Thursday, August 15, 2019: 10:10 AM
L006, Kentucky International Convention Center
Jaclyn Matthes, Biological Sciences, Wellesley College, Wellesley, MA, Sarah J. Russell, Dept. Biological Sciences, Wellesley College, Wellesley, MA and Valerie Pasquarella, Earth & Environment, Boston University, Boston, MA
Background/Question/Methods

Interactions between biotic and climatic disturbances are likely to amplify the aggregate effects of disturbance within forests. Insect and pathogen outbreaks are challenging to anticipate, and ecological forecasting can play an important role for rapidly understanding the potential near-term outcomes of an outbreak. There was an unexpected outbreak of gypsy moth (Lymantria dispar) in southern New England from 2015-2018, which has led to widespread defoliation concurrent with a period of drought.

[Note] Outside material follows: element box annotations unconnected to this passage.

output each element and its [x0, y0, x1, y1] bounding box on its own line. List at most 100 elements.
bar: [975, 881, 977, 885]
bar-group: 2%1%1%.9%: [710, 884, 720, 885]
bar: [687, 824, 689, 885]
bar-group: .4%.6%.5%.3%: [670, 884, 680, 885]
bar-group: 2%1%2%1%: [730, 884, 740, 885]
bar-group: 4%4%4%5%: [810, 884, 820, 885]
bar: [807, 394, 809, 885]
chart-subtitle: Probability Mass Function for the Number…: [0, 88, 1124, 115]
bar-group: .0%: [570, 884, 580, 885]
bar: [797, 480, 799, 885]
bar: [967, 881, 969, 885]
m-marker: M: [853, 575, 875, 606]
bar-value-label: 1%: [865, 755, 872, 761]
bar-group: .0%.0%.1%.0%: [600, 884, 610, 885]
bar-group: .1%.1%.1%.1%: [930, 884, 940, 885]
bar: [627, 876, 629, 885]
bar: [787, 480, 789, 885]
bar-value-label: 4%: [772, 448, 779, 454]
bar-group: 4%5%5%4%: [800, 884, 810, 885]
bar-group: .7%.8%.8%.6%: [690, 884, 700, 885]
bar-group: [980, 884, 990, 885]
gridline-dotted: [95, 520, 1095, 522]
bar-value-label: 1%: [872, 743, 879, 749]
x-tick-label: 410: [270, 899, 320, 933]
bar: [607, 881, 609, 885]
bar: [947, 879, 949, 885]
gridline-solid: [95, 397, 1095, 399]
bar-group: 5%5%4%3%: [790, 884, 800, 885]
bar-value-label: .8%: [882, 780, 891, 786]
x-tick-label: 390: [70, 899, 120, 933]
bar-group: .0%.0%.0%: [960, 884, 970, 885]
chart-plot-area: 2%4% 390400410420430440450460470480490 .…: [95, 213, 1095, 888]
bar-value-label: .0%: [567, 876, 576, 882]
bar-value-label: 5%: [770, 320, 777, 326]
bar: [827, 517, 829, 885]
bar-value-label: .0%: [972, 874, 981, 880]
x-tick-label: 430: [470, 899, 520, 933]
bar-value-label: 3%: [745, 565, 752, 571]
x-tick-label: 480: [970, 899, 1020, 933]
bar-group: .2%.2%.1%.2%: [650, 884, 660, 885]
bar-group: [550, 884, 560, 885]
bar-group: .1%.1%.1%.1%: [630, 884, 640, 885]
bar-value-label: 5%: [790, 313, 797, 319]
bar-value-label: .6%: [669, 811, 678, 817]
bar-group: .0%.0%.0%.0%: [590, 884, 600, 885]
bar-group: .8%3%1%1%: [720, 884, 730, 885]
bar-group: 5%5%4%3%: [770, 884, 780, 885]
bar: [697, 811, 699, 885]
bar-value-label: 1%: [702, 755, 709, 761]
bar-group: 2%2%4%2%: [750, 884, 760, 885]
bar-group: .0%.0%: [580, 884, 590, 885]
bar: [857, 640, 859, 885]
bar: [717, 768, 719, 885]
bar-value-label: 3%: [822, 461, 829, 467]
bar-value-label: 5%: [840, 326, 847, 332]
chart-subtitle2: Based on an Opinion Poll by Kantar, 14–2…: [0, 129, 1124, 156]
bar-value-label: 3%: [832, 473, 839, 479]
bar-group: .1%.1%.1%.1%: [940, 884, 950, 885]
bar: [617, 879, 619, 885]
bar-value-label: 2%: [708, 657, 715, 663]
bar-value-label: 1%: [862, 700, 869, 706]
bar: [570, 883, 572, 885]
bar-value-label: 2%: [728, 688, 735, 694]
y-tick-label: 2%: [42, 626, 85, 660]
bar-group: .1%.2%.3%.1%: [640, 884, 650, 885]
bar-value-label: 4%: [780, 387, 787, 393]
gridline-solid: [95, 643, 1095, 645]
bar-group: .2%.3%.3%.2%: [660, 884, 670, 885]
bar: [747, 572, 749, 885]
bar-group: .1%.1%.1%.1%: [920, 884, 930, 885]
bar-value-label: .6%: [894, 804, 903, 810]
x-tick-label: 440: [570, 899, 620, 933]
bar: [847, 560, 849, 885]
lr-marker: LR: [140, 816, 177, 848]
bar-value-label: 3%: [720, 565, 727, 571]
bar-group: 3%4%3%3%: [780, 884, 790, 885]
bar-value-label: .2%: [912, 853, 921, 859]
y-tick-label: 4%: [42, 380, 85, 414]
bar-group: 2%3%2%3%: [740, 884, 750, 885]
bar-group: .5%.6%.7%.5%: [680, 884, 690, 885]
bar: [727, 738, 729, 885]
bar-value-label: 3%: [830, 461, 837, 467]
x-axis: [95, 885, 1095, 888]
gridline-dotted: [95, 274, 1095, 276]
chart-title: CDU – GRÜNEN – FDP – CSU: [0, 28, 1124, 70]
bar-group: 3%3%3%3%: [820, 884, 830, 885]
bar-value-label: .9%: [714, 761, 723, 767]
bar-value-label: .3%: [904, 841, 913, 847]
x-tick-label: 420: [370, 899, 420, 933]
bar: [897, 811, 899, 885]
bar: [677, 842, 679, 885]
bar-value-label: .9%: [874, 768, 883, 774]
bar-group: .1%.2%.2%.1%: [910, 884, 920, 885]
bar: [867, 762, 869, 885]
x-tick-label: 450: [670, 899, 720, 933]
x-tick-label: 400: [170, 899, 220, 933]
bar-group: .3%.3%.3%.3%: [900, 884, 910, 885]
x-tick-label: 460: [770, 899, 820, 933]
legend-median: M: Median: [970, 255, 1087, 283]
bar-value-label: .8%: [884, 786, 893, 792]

Most otherwise healthy but defoliated trees can produce a second flush of leaves by drawing on stored carbon after caterpillars leave the larval stage, but repeated defoliation and interactions with climatic stress are likely to create more severe and lasting changes, making the magnitude and sensitivity of ecosystem responses to this disturbance uncertain. In this study, we combined a near-real-time defoliation data product produced from Landsat satellite imagery with an ecosystem model in an ecoinformatic framework. Using the Ecosystem Demography Model version 2.2 (ED2), we conducted baseline simulations that did not include gypsy moth defoliation and we compared these results to defoliation simulations that assimilated the Landsat data product into ED2. We started simulations in 2012 and forecasted recovery through 2023 (five years after the last defoliation).

Results/Conclusions

Defoliation at the start of the growing season reduced primary productivity and transpiration and increased albedo, and these effects altered the annual carbon, water, and energy exchange within impacted forests. We found that forests that were defoliated in three successive years had rates of NPP that were 75-83% below baseline simulations at the end of our forecast period, whereas NPP recovered within 1-4 years in forests that were defoliated in just one year. Forest composition and structure, which closely tracks soil water availability in sandy soils in coastal ecosystems, also influenced rates of recovery, where NPP recovered fastest in less dense, inland, hardwood stands with larger trees. Our initial forecasted results will be tested through additional data collection in Summer 2019.